By not using this last kind of prompt, McCafferty says, “I clearly missed opportunities for my self-expressive learners to share their unique ways of thinking about and linking concepts and ideas, and just as important, I missed ongoing opportunities to help all students develop their metaphoric thinking skills across varied content and curricula.”
So McCafferty became an apostle of metaphoric thinking, which she believes opens students’ and educators’ minds to unseen connections and deeper thinking and writing. She recommends starting small, for example, asking students to think of an object that reminds them of a quality and why. Students jot their thoughts, share them with a partner, and then she calls on every student to see what they’ve come up with. As an exit ticket, McCafferty suggests: Was today’s work session more like a soccer match, watching a beautiful sunset, riding a bike, writing a poem, climbing a mountain, or playing a video game? Please explain your thinking. “Without exception,” she says, “every time I have engaged learners in this type of thinking task, an emotional reaction occurs in the learning environment. ‘Oh, that’s so clever.’ ‘I never would have made that connection.’” Students come up with all kinds of associations and are fascinated with what other classmates come up with.

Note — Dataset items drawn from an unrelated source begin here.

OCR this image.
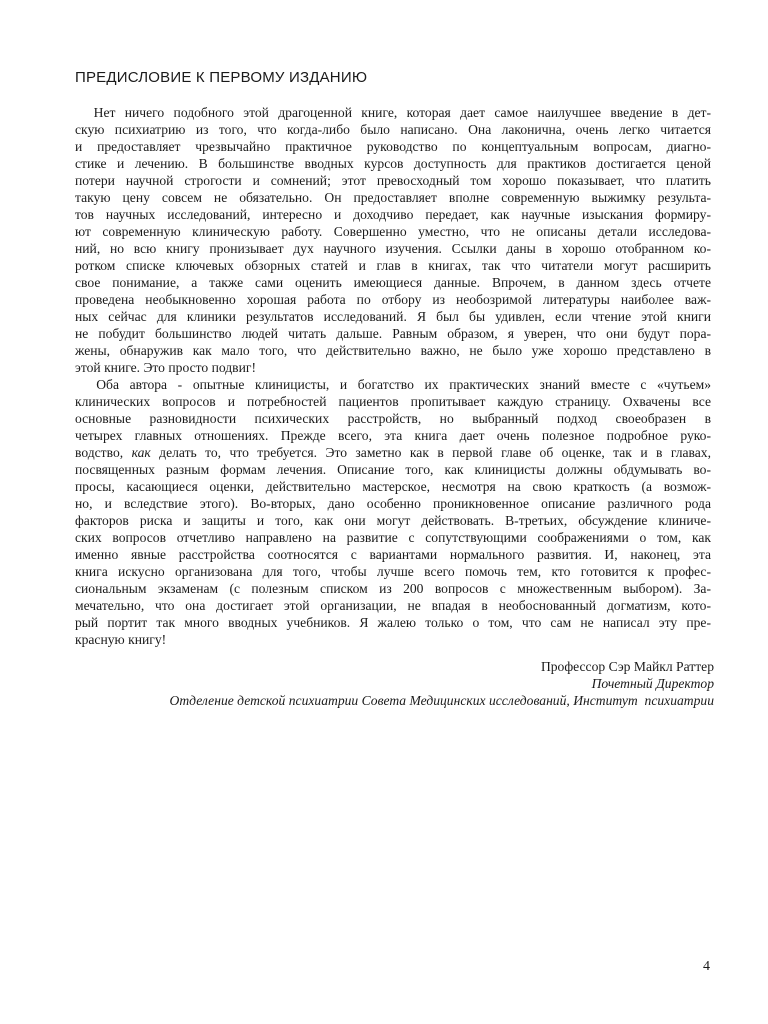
ПРЕДИСЛОВИЕ К ПЕРВОМУ ИЗДАНИЮ
Нет ничего подобного этой драгоценной книге, которая дает самое наилучшее введение в дет-
скую психиатрию из того, что когда-либо было написано. Она лаконична, очень легко читается
и предоставляет чрезвычайно практичное руководство по концептуальным вопросам, диагно-
стике и лечению. В большинстве вводных курсов доступность для практиков достигается ценой
потери научной строгости и сомнений; этот превосходный том хорошо показывает, что платить
такую цену совсем не обязательно. Он предоставляет вполне современную выжимку результа-
тов научных исследований, интересно и доходчиво передает, как научные изыскания формиру-
ют современную клиническую работу. Совершенно уместно, что не описаны детали исследова-
ний, но всю книгу пронизывает дух научного изучения. Ссылки даны в хорошо отобранном ко-
ротком списке ключевых обзорных статей и глав в книгах, так что читатели могут расширить
свое понимание, а также сами оценить имеющиеся данные. Впрочем, в данном здесь отчете
проведена необыкновенно хорошая работа по отбору из необозримой литературы наиболее важ-
ных сейчас для клиники результатов исследований. Я был бы удивлен, если чтение этой книги
не побудит большинство людей читать дальше. Равным образом, я уверен, что они будут пора-
жены, обнаружив как мало того, что действительно важно, не было уже хорошо представлено в
этой книге. Это просто подвиг!
Оба автора - опытные клиницисты, и богатство их практических знаний вместе с «чутьем»
клинических вопросов и потребностей пациентов пропитывает каждую страницу. Охвачены все
основные разновидности психических расстройств, но выбранный подход своеобразен в
четырех главных отношениях. Прежде всего, эта книга дает очень полезное подробное руко-
водство, как делать то, что требуется. Это заметно как в первой главе об оценке, так и в главах,
посвященных разным формам лечения. Описание того, как клиницисты должны обдумывать во-
просы, касающиеся оценки, действительно мастерское, несмотря на свою краткость (а возмож-
но, и вследствие этого). Во-вторых, дано особенно проникновенное описание различного рода
факторов риска и защиты и того, как они могут действовать. В-третьих, обсуждение клиниче-
ских вопросов отчетливо направлено на развитие с сопутствующими соображениями о том, как
именно явные расстройства соотносятся с вариантами нормального развития. И, наконец, эта
книга искусно организована для того, чтобы лучше всего помочь тем, кто готовится к профес-
сиональным экзаменам (с полезным списком из 200 вопросов с множественным выбором). За-
мечательно, что она достигает этой организации, не впадая в необоснованный догматизм, кото-
рый портит так много вводных учебников. Я жалею только о том, что сам не написал эту пре-
красную книгу!
Профессор Сэр Майкл Раттер
Почетный Директор
Отделение детской психиатрии Совета Медицинских исследований, Институт  психиатрии
4
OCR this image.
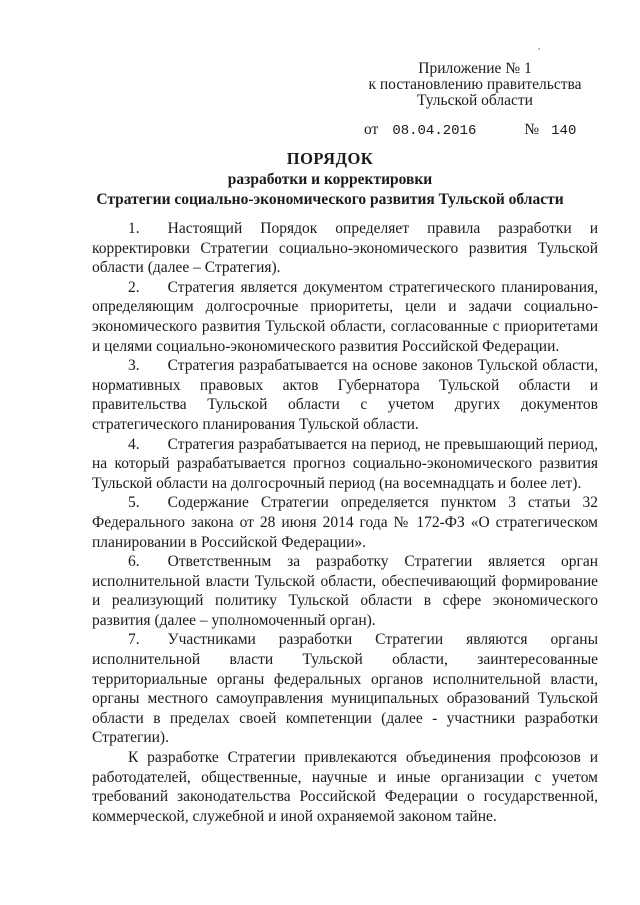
Приложение № 1
к постановлению правительства
Тульской области
от 08.04.2016	№ 140
ПОРЯДОК
разработки и корректировки
Стратегии социально-экономического развития Тульской области

1. Настоящий Порядок определяет правила разработки и корректировки Стратегии социально-экономического развития Тульской области (далее – Стратегия).

2. Стратегия является документом стратегического планирования, определяющим долгосрочные приоритеты, цели и задачи социально-экономического развития Тульской области, согласованные с приоритетами и целями социально-экономического развития Российской Федерации.

3. Стратегия разрабатывается на основе законов Тульской области, нормативных правовых актов Губернатора Тульской области и правительства Тульской области с учетом других документов стратегического планирования Тульской области.

4. Стратегия разрабатывается на период, не превышающий период, на который разрабатывается прогноз социально-экономического развития Тульской области на долгосрочный период (на восемнадцать и более лет).

5. Содержание Стратегии определяется пунктом 3 статьи 32 Федерального закона от 28 июня 2014 года № 172-ФЗ «О стратегическом планировании в Российской Федерации».

6. Ответственным за разработку Стратегии является орган исполнительной власти Тульской области, обеспечивающий формирование и реализующий политику Тульской области в сфере экономического развития (далее – уполномоченный орган).

7. Участниками разработки Стратегии являются органы исполнительной власти Тульской области, заинтересованные территориальные органы федеральных органов исполнительной власти, органы местного самоуправления муниципальных образований Тульской области в пределах своей компетенции (далее - участники разработки Стратегии).

К разработке Стратегии привлекаются объединения профсоюзов и работодателей, общественные, научные и иные организации с учетом требований законодательства Российской Федерации о государственной, коммерческой, служебной и иной охраняемой законом тайне.
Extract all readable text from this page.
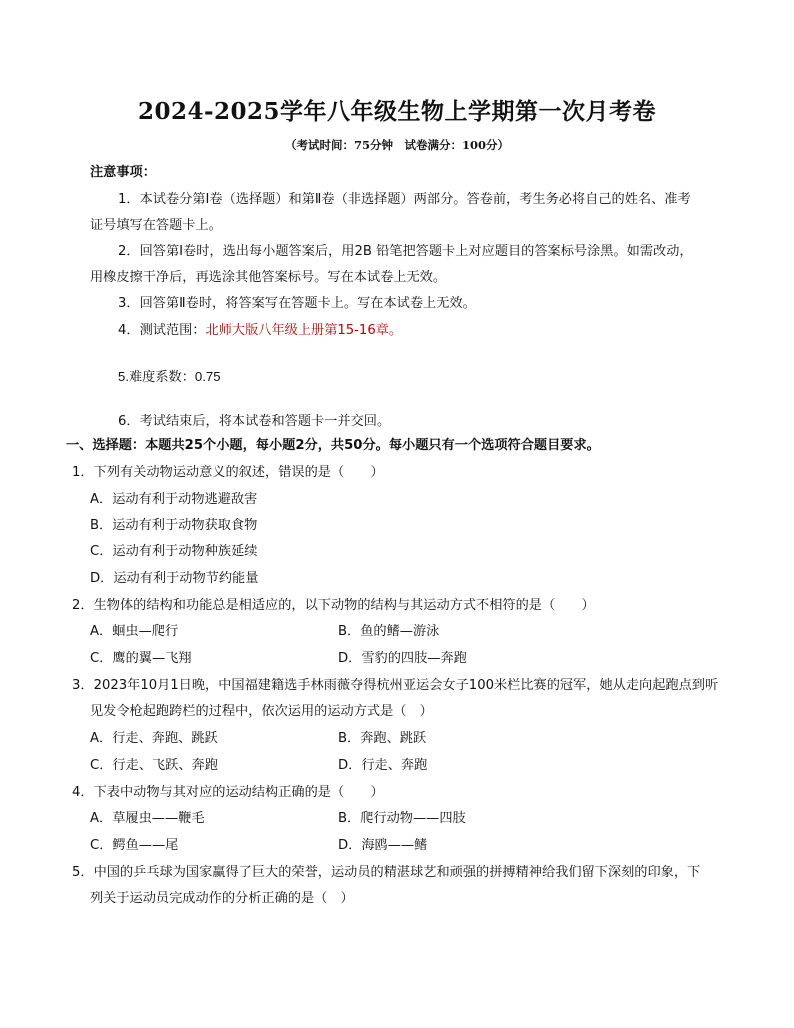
2024-2025学年八年级生物上学期第一次月考卷
（考试时间：75分钟　试卷满分：100分）
注意事项：
1．本试卷分第Ⅰ卷（选择题）和第Ⅱ卷（非选择题）两部分。答卷前，考生务必将自己的姓名、准考
证号填写在答题卡上。
2．回答第Ⅰ卷时，选出每小题答案后，用2B 铅笔把答题卡上对应题目的答案标号涂黑。如需改动，
用橡皮擦干净后，再选涂其他答案标号。写在本试卷上无效。
3．回答第Ⅱ卷时，将答案写在答题卡上。写在本试卷上无效。
4．测试范围：北师大版八年级上册第15-16章。
5.难度系数：0.75
6．考试结束后，将本试卷和答题卡一并交回。
一、选择题：本题共25个小题，每小题2分，共50分。每小题只有一个选项符合题目要求。
1．下列有关动物运动意义的叙述，错误的是（　　）
A．运动有利于动物逃避敌害
B．运动有利于动物获取食物
C．运动有利于动物种族延续
D．运动有利于动物节约能量
2．生物体的结构和功能总是相适应的，以下动物的结构与其运动方式不相符的是（　　）
A．蛔虫—爬行	B．鱼的鳍—游泳
C．鹰的翼—飞翔	D．雪豹的四肢—奔跑
3．2023年10月1日晚，中国福建籍选手林雨薇夺得杭州亚运会女子100米栏比赛的冠军，她从走向起跑点到听
见发令枪起跑跨栏的过程中，依次运用的运动方式是（　）
A．行走、奔跑、跳跃	B．奔跑、跳跃
C．行走、飞跃、奔跑	D．行走、奔跑
4．下表中动物与其对应的运动结构正确的是（　　）
A．草履虫——鞭毛	B．爬行动物——四肢
C．鳄鱼——尾	D．海鸥——鳍
5．中国的乒乓球为国家赢得了巨大的荣誉，运动员的精湛球艺和顽强的拼搏精神给我们留下深刻的印象，下
列关于运动员完成动作的分析正确的是（　）
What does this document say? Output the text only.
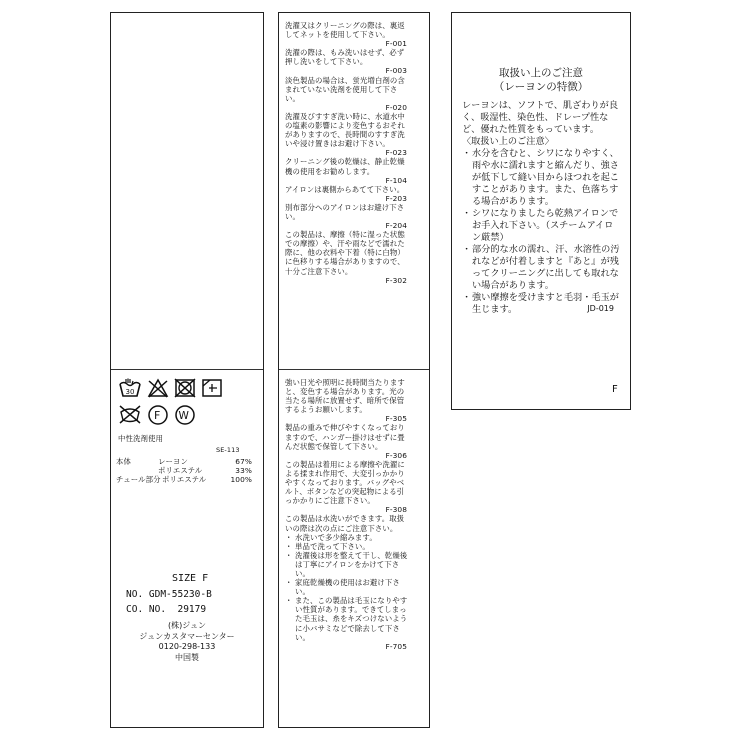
30
F W
中性洗剤使用
SE-113
本体	レーヨン	67%
ポリエステル	33%
チュール部分 ポリエステル	100%
SIZE F
NO. GDM-55230-B
CO. NO.  29179
(株)ジュン
ジュンカスタマーセンター
0120-298-133
中国製
洗濯又はクリーニングの際は、裏返してネットを使用して下さい。
F-001
洗濯の際は、もみ洗いはせず、必ず押し洗いをして下さい。
F-003
淡色製品の場合は、蛍光増白剤の含まれていない洗剤を使用して下さい。
F-020
洗濯及びすすぎ洗い時に、水道水中の塩素の影響により変色するおそれがありますので、長時間のすすぎ洗いや浸け置きはお避け下さい。
F-023
クリーニング後の乾燥は、静止乾燥機の使用をお勧めします。
F-104
アイロンは裏側からあてて下さい。
F-203
別布部分へのアイロンはお避け下さい。
F-204
この製品は、摩擦（特に湿った状態での摩擦）や、汗や雨などで濡れた際に、他の衣料や下着（特に白物）に色移りする場合がありますので、十分ご注意下さい。
F-302
強い日光や照明に長時間当たりますと、変色する場合があります。光の当たる場所に放置せず、暗所で保管するようお願いします。
F-305
製品の重みで伸びやすくなっておりますので、ハンガー掛けはせずに畳んだ状態で保管して下さい。
F-306
この製品は着用による摩擦や洗濯による揉まれ作用で、大変引っかかりやすくなっております。バッグやベルト、ボタンなどの突起物による引っかかりにご注意下さい。
F-308
この製品は水洗いができます。取扱いの際は次の点にご注意下さい。
・ 水洗いで多少縮みます。
・ 単品で洗って下さい。
・ 洗濯後は形を整えて干し、乾燥後は丁寧にアイロンをかけて下さい。
・ 家庭乾燥機の使用はお避け下さい。
・ また、この製品は毛玉になりやすい性質があります。できてしまった毛玉は、糸をキズつけないように小バサミなどで除去して下さい。
F-705
取扱い上のご注意
（レーヨンの特徴）
レーヨンは、ソフトで、肌ざわりが良く、吸湿性、染色性、ドレープ性など、優れた性質をもっています。
〈取扱い上のご注意〉
・ 水分を含むと、シワになりやすく、雨や水に濡れますと縮んだり、強さが低下して縫い目からほつれを起こすことがあります。また、色落ちする場合があります。
・ シワになりましたら乾熱アイロンでお手入れ下さい。（スチームアイロン厳禁）
・ 部分的な水の濡れ、汗、水溶性の汚れなどが付着しますと『あと』が残ってクリーニングに出しても取れない場合があります。
・ 強い摩擦を受けますと毛羽・毛玉が生じます。	JD-019
F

Here’s a more tactile approach that McCafferty began using with many of her classes and presentations. She dumps out the contents of two baskets and lets students or adult participants look at the objects – for example, a flashlight, bow, pliers, paint brush, squishy ball, ribbon, coins, locket, dongle, keys, elastics, chopsticks, decorative balls, yarn, hammer, tweezers, bandages, battery-operated candle, perfume, lip balm, floss, batteries, random toys, baseball, puzzle pieces, dice, marbles, variety of student artwork, small containers, watch, alarm clock, timer, sticky notes, printed out quotes and pictures, mirror, magnifying glass, whistle, seeds, screwdriver, duct tape, pom-poms. She then asks everyone to pick an object that best connects to the topic of the day (leadership, for example) and explain why.
“Their responses are stunning and insightful,” says McCafferty. “They articulate how ‘hard’ the task is and how it stretches their thinking. They are delighted by their peers’ responses… This is divergent thinking about how unlikely items or ideas are similar. Comparative thinking is often a precursor to evaluative thinking and decision-making. Self-expressive questions and tasks push learners into deeper thinking beyond surface recall or surface level analysis, asking them to imagine or create something new.”
“So go ahead,” urges McCafferty. “Grab a basket or a recyclable shopping bag and begin filling it with an eclectic assortment of items or photos. Present it to your learners with an invitation for them to think metaphorically. Be prepared to be awed by their insightful responses.”